Note that many manufacturers allow users to override the default for their specific locale — for example, Apple’s iOS allows ar-EG users to explicitly request ASCII digits, or ar-DZ users to explicitly request Native digits. This proposal does not affect such overrides.


Change History

comment:1 Changed 4 weeks ago by srl

  • Xref set to 9839

comment:2 Changed 2 weeks ago by pedberg

  • Cc pedberg, fredrik added

comment:3 Changed 3 days ago by markus

FYI: Google overrides the numbering system to ASCII digits for phone numbers, financial data, and certain products – mostly specifically for Arabic, leaving default native digits for other languages.
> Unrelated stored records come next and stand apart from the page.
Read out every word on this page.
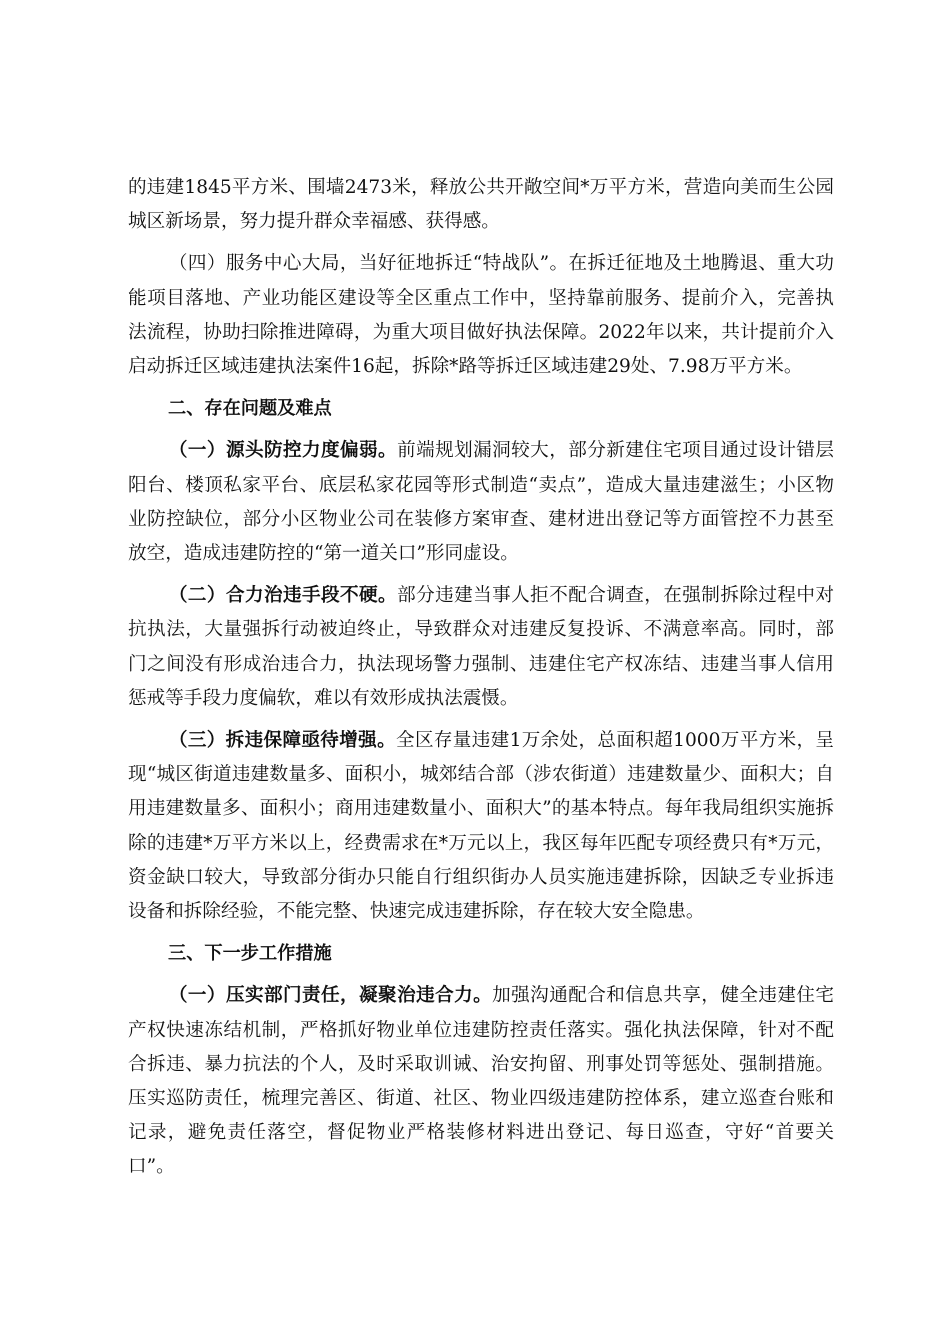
的违建1845平方米、围墙2473米，释放公共开敞空间*万平方米，营造向美而生公园城区新场景，努力提升群众幸福感、获得感。

（四）服务中心大局，当好征地拆迁“特战队”。在拆迁征地及土地腾退、重大功能项目落地、产业功能区建设等全区重点工作中，坚持靠前服务、提前介入，完善执法流程，协助扫除推进障碍，为重大项目做好执法保障。2022年以来，共计提前介入启动拆迁区域违建执法案件16起，拆除*路等拆迁区域违建29处、7.98万平方米。

二、存在问题及难点

（一）源头防控力度偏弱。前端规划漏洞较大，部分新建住宅项目通过设计错层阳台、楼顶私家平台、底层私家花园等形式制造“卖点”，造成大量违建滋生；小区物业防控缺位，部分小区物业公司在装修方案审查、建材进出登记等方面管控不力甚至放空，造成违建防控的“第一道关口”形同虚设。

（二）合力治违手段不硬。部分违建当事人拒不配合调查，在强制拆除过程中对抗执法，大量强拆行动被迫终止，导致群众对违建反复投诉、不满意率高。同时，部门之间没有形成治违合力，执法现场警力强制、违建住宅产权冻结、违建当事人信用惩戒等手段力度偏软，难以有效形成执法震慑。

（三）拆违保障亟待增强。全区存量违建1万余处，总面积超1000万平方米，呈现“城区街道违建数量多、面积小，城郊结合部（涉农街道）违建数量少、面积大；自用违建数量多、面积小；商用违建数量小、面积大”的基本特点。每年我局组织实施拆除的违建*万平方米以上，经费需求在*万元以上，我区每年匹配专项经费只有*万元，资金缺口较大，导致部分街办只能自行组织街办人员实施违建拆除，因缺乏专业拆违设备和拆除经验，不能完整、快速完成违建拆除，存在较大安全隐患。

三、下一步工作措施

（一）压实部门责任，凝聚治违合力。加强沟通配合和信息共享，健全违建住宅产权快速冻结机制，严格抓好物业单位违建防控责任落实。强化执法保障，针对不配合拆违、暴力抗法的个人，及时采取训诫、治安拘留、刑事处罚等惩处、强制措施。压实巡防责任，梳理完善区、街道、社区、物业四级违建防控体系，建立巡查台账和记录，避免责任落空，督促物业严格装修材料进出登记、每日巡查，守好“首要关口”。
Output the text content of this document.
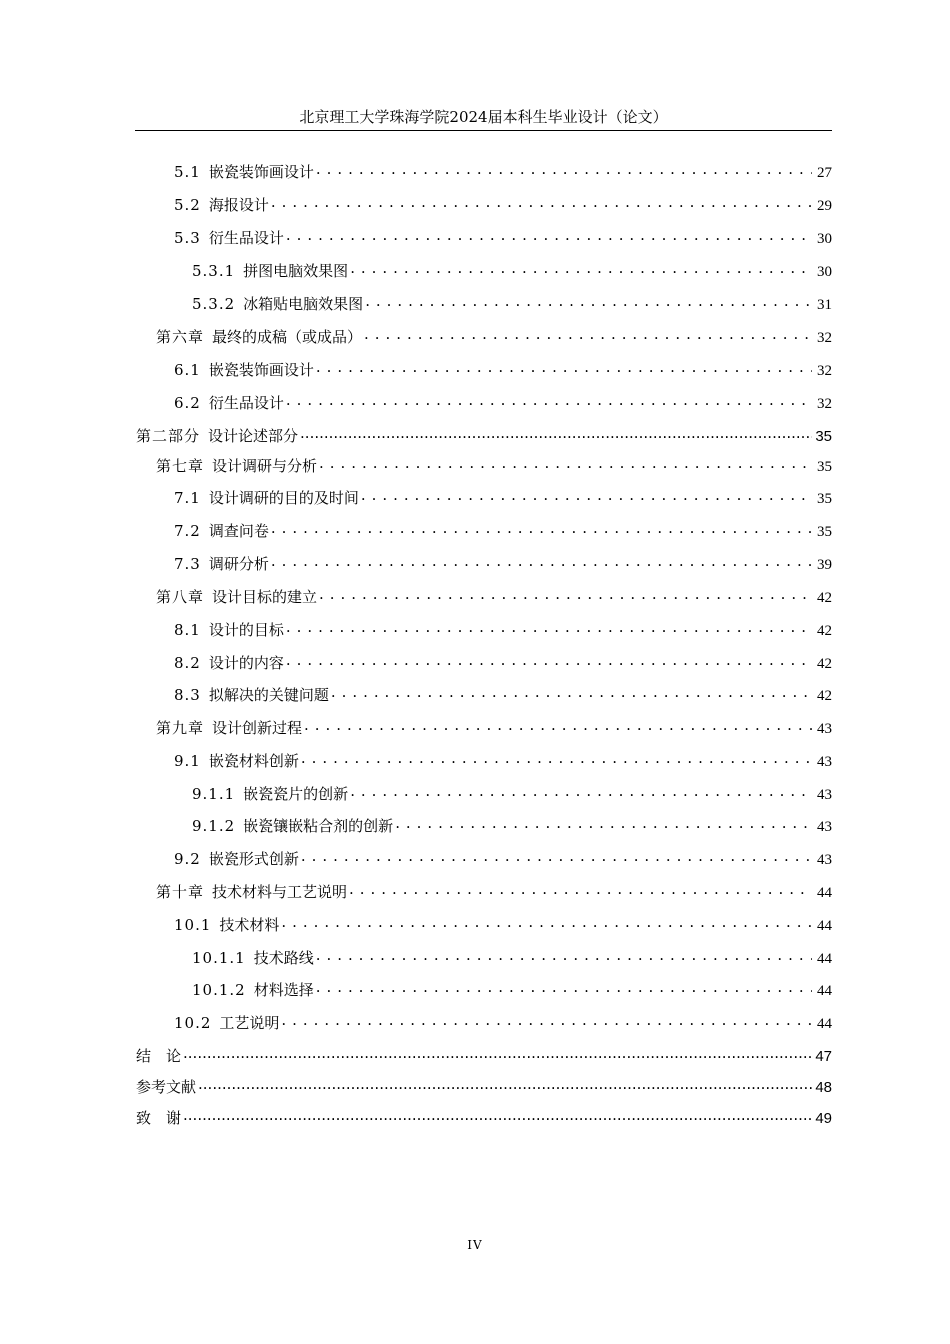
北京理工大学珠海学院2024届本科生毕业设计（论文）
5.1 嵌瓷装饰画设计 . . .	27
5.2 海报设计 . . .	29
5.3 衍生品设计 . . .	30
5.3.1 拼图电脑效果图 . . .	30
5.3.2 冰箱贴电脑效果图 . . .	31
第六章 最终的成稿（或成品） . . .	32
6.1 嵌瓷装饰画设计 . . .	32
6.2 衍生品设计 . . .	32
第二部分 设计论述部分 .....	35
第七章 设计调研与分析 . . .	35
7.1 设计调研的目的及时间 . . .	35
7.2 调查问卷 . . .	35
7.3 调研分析 . . .	39
第八章 设计目标的建立 . . .	42
8.1 设计的目标 . . .	42
8.2 设计的内容 . . .	42
8.3 拟解决的关键问题 . . .	42
第九章 设计创新过程 . . .	43
9.1 嵌瓷材料创新 . . .	43
9.1.1 嵌瓷瓷片的创新 . . .	43
9.1.2 嵌瓷镶嵌粘合剂的创新 . . .	43
9.2 嵌瓷形式创新 . . .	43
第十章 技术材料与工艺说明 . . .	44
10.1 技术材料 . . .	44
10.1.1 技术路线 . . .	44
10.1.2 材料选择 . . .	44
10.2 工艺说明 . . .	44
结　论 .....	47
参考文献 .....	48
致　谢 .....	49
IV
Responding to concerns from 2018-jan-10 CLDR meeting:

Changes to locales such as ar-US and ar-TR

Our proposal is designed such that all current Arabic locales (e.g. ar-EG and ar-DZ) retain the same digit settings as they currently have (e.g. ar-EG remains native, ar-DZ remains ASCII). However, someone pointed out that some operating systems allow selection of locales such as ar-US or ar-TR, which would default to ar-001 and thus change from that status quo native to ASCII.

We believe that for most locales, this is the right thing to do: for example, Arabic speakers in the US come from a wide variety of countries, some of which are not familiar with native digits. Thus the arguments for changing ar-001 also apply to the US: it is "least bad" to show ASCII to such speakers, since everyone understands ASCII but those from the Maghreb won't understand native. Furthermore, Arabic speakers in the US (and other non-Arabic majority countries) are even more likely to be comfortable with (and likely even prefer) ASCII.

That being said, there are certainly some locales—the most obvious being ar-IR and ar-PK—where the non-Arabic speakers in the surrounding country customarily use Arabic native digits, and thus we should add a digit preference for native for such locales. (The specific style of digits in Iran & Pakistan is different, but it's closer to the Arabic native standard than ASCII.)

Evidence of government or customary use of ASCII digits outside the Maghreb

Here are some links that show examples of ASCII digits being used by both governments and other groups outside the Maghreb (we have tried to show PDF/print examples to eliminate the possibility of Windows' ASCII digits that look like native digits, but non-PDF/print examples abound as well):

To be clear: we are not suggesting that ASCII is *more* common (or preferred) than native digits outside the Maghreb, just that it is common enough that effectively all Arabic speakers are *familiar* with ASCII digits.